Wokół koronawirusa
2020-04-22

Otrzymaliśmy następujące pytanie prasowe:

Chciałbym się dowiedzieć jak dokładnie wygląda procedura w przypadku zidentyfikowania zarażenia koronawirusem wśród pracowników większych zakładów.  

Mamy informacje o tym że np. z powodu wykrycia zarżenia u kilku pracownic szwalni w Wielkopolsce, cały zakład wyłączono a pozostałych pracowników skierowano na kwarantannę.  

Natomiast w Małopolsce, w Myślenicach – w Myślenickich Zakładach Odzieżowych, mimo wykrywania zarażenia u kolejnych osób, zakład pracuje normalnie. Wojewódzka stacja sanitarna w Krakowie potwierdziła, ze na kwarantannę zostało wysłanych 50 pracowników zakładu, ale zakład pracuje nadal normalnie. To kto miał zostać wysłany na kwarantannę decydowała dyrekcja zakładu, nie inspektorzy sanepidu.

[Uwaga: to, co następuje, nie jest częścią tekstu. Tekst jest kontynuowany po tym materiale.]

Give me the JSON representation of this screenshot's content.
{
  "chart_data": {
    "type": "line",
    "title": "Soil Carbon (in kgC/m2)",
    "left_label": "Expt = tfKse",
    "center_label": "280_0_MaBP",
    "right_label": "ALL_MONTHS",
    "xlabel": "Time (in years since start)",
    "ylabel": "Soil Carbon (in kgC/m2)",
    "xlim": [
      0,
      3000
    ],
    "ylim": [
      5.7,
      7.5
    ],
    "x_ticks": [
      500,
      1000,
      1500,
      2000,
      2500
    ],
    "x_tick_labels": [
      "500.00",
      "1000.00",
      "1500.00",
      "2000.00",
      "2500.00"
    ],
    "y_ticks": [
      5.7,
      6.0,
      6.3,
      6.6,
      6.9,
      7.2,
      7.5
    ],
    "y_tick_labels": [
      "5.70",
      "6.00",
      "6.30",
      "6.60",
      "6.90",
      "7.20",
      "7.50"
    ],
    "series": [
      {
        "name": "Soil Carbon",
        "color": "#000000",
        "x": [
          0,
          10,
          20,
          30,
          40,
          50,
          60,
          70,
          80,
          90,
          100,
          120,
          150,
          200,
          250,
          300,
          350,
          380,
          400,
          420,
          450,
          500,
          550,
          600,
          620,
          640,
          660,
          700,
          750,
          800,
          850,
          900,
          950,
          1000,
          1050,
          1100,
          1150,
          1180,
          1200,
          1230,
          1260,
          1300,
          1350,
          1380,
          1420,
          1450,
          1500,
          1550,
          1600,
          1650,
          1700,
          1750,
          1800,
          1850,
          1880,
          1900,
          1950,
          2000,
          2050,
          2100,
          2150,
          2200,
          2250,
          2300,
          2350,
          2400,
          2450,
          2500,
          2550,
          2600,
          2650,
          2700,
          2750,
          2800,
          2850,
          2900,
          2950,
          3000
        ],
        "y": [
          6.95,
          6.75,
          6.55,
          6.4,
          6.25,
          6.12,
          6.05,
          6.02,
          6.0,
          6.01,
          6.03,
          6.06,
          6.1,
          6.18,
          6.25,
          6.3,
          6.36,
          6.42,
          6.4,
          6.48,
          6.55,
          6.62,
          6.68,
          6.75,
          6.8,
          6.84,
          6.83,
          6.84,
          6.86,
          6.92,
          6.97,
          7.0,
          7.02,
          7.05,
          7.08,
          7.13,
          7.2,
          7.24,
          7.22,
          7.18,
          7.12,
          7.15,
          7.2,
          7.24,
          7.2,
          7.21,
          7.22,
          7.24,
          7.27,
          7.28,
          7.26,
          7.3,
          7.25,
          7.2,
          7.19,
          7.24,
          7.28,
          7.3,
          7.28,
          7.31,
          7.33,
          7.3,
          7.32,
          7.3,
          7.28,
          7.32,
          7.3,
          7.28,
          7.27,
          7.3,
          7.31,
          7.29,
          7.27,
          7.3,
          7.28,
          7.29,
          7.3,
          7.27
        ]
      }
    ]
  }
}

Pracownicy informują że nie znają klucza pod jakim dobierano osoby udające się na kwarantannę. Rozmawiałem z pracownikami, którzy twierdzą że z zarażonymi pracowali metr obok siebie, a tymczasem kazano im nadal przychodzić do pracy, teraz część z nich gorączkuje., obawiają się że zarazili swoje rodziny. W większości pracują tam panie po 50 roku życia. Czy nie jest to narażanie na utratę życia lub zdrowia? 

Jak w takim przypadku wygląda procedura? Kto powinien podejmować decyzję na wysłaniu na kwarantannę i kto powinien to sprawdzać? Czy służby sanitarne w każdym przypadku bez ograniczeń ufają pracodawcom, że na kwarantannę wyślą odpowiednie osoby? (Co w przypadku, gdy dla pracodawcy bardziej zależy na zysku, by nie zamykać na jakiś czas zakładu?) 

Oto nasza odpowiedź:

Urząd Wojewódzki nie prowadzi postępowań sanitarno-epidemiologicznych.